Roosevelt’s extraordinary interest in the ambassadors reflected the highly personal character of his presidency. The greatest personal triumph of any of the ambassadors was that of Jusserand. In 1898 Roosevelt had been writing that the French were incapable of self-government and that the day of the Latin races was over. But by 1905 the President had developed a real affection for France—and undoubtedly it was the France personified by the gay and learned little ambassador whom he had come to love.
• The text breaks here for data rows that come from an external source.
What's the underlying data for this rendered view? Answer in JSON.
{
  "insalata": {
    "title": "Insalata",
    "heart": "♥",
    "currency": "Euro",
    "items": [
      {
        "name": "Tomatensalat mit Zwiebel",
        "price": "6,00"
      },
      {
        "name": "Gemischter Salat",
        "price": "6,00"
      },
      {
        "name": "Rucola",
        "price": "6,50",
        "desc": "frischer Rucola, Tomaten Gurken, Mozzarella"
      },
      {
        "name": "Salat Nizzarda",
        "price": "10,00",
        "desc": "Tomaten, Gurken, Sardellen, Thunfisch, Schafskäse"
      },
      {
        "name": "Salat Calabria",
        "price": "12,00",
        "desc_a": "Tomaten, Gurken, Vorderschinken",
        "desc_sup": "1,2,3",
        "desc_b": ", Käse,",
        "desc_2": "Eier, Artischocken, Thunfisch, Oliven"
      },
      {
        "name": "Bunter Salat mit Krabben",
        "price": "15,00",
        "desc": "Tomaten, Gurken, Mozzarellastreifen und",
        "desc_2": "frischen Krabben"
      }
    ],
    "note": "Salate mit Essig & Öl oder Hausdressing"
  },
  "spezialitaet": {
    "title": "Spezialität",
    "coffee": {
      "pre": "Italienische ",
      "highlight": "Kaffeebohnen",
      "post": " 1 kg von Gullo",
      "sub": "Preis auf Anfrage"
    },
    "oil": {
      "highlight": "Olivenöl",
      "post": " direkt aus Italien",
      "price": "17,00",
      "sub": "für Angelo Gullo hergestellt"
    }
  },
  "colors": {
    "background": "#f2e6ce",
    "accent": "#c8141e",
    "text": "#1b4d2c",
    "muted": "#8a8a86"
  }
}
In the rivalry of the foreign governments to win Roosevelt’s favor, issues involving the future alignment of the United States in world politics had been at stake. The grouping of powers that would struggle for victory in World War I was already taking place. Germany and Austria-Hungary, in uneasy alliance with Italy, were in one camp; Britain, France, and Russia were in the other. How would the United States stand in the threatened struggle? William II and Edward VII would have been equally astounded if they could have foreseen that two million American soldiers would so soon be thrown into the trenches of the Western Front. What seemed to be at stake between 1901 and 1909 was not the military alliance of the United States, but rather its moral and economic support. Even this, however, was regarded as a prize well worth struggling for, as feverish diplomatic activities in Washington revealed. The Kaiser’s attempt to woo Roosevelt was spirited, but in the end unsuccessful. Personal factors, reinforced by ties of sentiment and ideas of national interest, pushed the United States inexorably toward the side of England and France. The uneven neutrality of Wilson’s day was clearly foreshadowed by the trend of events during the reign of Theodore Roosevelt.